Rotten and Vicious slowly grew apart, some say because of a shift in fan focus from the introspective Rotten to the more charismatic and gregarious Vicious. “Johnny was jealous of Sid’s voice,” McLaren said. “And when Warner Bros. started messing with the band and pushing Johnny’s career­ism, things got worse. Sid would tell Johnny he wouldn’t go onstage if Johnny wore those silly hats of his. He said it was like backing Liberace. Johnny would say on­stage, ‘Look at you, you’re a human circus,’ and he’d put Sid down in front of the audience. Their animosity wasn’t an act.”

Johnny and Sid’s falling-out led to the breakup of the Pistols last January during their abbreviated American tour. The act fell apart completely after Sid was taken un­conscious from a Los Angeles–to­–New York flight suffering from what was diagnosed as an overdose of pills and alcohol.

After he recovered, Sid began working with McLaren on The Great Rock ‘n’ Roll Swindle, a movie featuring early gigs by the Pistols, cartoons, the infamous interview with Rotten on live British TV in which he called his interviewer a “fucking totter,” and odd news clippings about the background of the punk movement. Release of the film and soundtrack album are slated for early 1979.

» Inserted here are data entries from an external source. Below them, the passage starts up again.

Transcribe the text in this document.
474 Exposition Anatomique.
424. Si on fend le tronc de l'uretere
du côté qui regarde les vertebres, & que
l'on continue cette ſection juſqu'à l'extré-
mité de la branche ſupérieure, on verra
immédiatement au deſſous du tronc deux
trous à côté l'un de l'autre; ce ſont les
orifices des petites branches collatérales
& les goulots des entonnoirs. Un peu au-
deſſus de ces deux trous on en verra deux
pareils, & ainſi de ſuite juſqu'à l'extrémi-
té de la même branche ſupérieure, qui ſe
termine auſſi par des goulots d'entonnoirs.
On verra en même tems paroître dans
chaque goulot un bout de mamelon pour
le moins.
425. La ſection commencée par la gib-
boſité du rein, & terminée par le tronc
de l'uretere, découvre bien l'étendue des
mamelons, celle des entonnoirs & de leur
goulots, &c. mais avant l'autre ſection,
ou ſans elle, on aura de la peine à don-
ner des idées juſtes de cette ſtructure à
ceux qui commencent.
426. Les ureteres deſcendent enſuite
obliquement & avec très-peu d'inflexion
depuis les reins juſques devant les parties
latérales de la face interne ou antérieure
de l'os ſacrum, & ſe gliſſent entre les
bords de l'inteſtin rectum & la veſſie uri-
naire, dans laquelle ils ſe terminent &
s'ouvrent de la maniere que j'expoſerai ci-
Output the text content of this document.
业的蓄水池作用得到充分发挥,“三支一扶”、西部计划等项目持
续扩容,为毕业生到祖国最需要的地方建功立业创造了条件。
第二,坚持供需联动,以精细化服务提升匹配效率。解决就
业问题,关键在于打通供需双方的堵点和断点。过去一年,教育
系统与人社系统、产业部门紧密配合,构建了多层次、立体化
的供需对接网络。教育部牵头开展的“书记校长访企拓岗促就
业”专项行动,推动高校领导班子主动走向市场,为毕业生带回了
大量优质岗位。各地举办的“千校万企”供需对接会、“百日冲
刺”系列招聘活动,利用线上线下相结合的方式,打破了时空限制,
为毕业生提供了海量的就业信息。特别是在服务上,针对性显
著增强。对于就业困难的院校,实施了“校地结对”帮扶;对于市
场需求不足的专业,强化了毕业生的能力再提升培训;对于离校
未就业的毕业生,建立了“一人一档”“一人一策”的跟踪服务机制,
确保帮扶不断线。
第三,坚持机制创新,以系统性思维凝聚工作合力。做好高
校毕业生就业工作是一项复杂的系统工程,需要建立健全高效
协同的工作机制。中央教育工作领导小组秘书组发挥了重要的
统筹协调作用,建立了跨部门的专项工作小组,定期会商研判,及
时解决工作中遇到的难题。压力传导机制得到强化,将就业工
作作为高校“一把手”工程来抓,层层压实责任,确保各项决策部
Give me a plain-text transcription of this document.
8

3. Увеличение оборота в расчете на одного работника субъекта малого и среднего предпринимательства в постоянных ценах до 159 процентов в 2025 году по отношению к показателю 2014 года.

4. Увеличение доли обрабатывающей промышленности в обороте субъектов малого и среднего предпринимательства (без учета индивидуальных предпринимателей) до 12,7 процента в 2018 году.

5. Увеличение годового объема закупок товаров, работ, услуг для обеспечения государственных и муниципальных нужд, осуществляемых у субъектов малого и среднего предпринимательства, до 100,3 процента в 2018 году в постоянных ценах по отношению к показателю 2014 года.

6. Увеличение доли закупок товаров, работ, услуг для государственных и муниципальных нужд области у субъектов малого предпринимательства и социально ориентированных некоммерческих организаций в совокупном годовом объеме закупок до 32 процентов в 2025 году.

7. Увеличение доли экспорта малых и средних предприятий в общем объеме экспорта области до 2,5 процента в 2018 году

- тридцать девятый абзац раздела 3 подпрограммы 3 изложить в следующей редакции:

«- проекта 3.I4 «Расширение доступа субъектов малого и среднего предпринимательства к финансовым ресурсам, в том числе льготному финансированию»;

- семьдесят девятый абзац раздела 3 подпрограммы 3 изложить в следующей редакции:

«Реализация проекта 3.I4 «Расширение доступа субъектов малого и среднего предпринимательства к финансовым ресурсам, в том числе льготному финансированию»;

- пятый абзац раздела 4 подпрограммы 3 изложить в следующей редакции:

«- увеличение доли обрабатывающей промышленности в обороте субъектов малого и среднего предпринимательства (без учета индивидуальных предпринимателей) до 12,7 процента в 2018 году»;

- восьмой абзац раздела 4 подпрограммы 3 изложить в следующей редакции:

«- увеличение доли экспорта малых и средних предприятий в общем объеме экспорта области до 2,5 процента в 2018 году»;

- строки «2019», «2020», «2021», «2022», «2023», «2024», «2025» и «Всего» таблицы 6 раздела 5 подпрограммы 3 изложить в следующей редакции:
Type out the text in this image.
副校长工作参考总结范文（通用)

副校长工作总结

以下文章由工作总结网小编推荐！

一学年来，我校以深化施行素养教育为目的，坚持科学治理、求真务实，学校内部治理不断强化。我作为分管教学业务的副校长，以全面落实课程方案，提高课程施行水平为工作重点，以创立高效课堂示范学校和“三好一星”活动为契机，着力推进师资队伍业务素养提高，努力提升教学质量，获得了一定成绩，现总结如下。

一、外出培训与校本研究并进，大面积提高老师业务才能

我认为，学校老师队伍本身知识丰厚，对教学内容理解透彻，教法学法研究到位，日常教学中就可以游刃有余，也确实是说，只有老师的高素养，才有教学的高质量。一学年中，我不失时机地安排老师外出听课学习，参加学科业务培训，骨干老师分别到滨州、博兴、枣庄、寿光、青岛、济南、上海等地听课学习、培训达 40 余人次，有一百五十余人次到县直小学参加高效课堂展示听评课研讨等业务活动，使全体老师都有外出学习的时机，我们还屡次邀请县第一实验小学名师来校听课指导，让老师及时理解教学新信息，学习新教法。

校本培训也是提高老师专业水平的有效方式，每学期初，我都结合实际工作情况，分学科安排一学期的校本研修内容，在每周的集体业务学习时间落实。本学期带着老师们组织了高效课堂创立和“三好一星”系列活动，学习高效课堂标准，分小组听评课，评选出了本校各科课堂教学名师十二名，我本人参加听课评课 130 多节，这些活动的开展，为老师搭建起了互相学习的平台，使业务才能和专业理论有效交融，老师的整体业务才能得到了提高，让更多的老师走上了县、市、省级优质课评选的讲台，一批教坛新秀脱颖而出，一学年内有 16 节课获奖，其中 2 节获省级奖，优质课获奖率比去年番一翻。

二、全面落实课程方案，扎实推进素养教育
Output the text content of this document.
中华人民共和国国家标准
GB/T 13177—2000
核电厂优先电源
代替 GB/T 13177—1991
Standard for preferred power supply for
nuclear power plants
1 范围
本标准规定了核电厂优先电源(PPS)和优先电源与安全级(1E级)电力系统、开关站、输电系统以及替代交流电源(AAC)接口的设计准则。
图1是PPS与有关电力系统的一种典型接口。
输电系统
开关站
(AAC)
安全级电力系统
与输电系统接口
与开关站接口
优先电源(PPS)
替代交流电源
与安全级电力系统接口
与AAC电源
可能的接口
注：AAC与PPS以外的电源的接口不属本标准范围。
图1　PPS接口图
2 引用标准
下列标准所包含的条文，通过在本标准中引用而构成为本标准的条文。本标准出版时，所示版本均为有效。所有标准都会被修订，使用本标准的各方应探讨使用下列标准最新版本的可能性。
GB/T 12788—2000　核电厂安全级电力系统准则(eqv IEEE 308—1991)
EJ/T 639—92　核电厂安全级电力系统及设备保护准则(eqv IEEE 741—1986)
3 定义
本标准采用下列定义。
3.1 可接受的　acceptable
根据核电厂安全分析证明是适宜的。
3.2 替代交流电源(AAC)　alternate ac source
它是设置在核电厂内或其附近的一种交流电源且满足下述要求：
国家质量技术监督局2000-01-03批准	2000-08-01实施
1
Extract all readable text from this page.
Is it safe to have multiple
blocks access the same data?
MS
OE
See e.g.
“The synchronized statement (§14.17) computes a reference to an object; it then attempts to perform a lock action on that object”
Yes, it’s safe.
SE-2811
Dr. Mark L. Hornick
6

During the summer Sid also cut the single, “My Way,” which rose to the Top Twenty on the British charts. According to McLaren, Vicious was anxious to travel to America and marry Nancy. In mid-August the two flew to New York with a fair piece of cash—Peter Crowley says Nancy and Sid told him $10,000 to $12,000 in record royalties—and moved into the Chelsea.

By all accounts, things de­teriorated rapidly for the couple after they arrived in the States. Sid was taking any drug he could lay his hands on. He had enrolled in a methadone program, but often would fail to awake in time to get to the clinic. His four shows at Max’s with former members of the New York Dolls and the Heartbreakers received a mixed reaction. Friends said the idea of forming a new band appealed to Sid, but represented a terrible labor.

“Sid was extremely weak:’ said Peter Crowley. “He was not well physically and he was getting beat­en up regularly at the methadone clinic. He was very depressed.”

Crowley, who knew Nancy for four years and had known Sid for two, said the couple was “mildly suicidal.”

“She and Sid worked on each other all the time,” he said. “One would talk about being depressed and get the other going. I saw Sid within three or four days of Nan­cy’s death and we tried to talk about his ongoing career. But he couldn’t pull himself out of all the self-destructive talk,”

Regardless of the outcome, those who know or worked with Sid will doubtless benefit by his misfor­tune. Sales of the Sex Pistols’ first and only American album, Never Mind the Bollocks, Here’s the Sex Pistols, began to soar following news of Nancy’s death. Some stores were reportedly sold out of the record within days of Sid’s in­dictment. “My Way” has shown signs of new life on the British charts, and Virgin Records is con­sidering an early release of the soundtrack album to The Great Rock ‘n’ Roll Swindle.

McLaren, a seasoned media manipulator, said he has been in touch with other members of the Sex Pistols about reuniting to raise money for Sid’s defense.

“They may all hate each other,” he said, “but, my God, you can never tell what people will do when the cards are on the table. Maybe they’ll wake up to the reality of the situation and help Sid out.”

Sid himself was scheduled to perform in Philadelphia, Nancy’s hometown, on Halloween night. The show was canceled the day before his reported suicide at­tempt. At press time, Sid Vicious was reported resting in the psy­chiatric ward of Bellevue Hospi­tal, recuperating from the latest of his many self-inflicted wounds.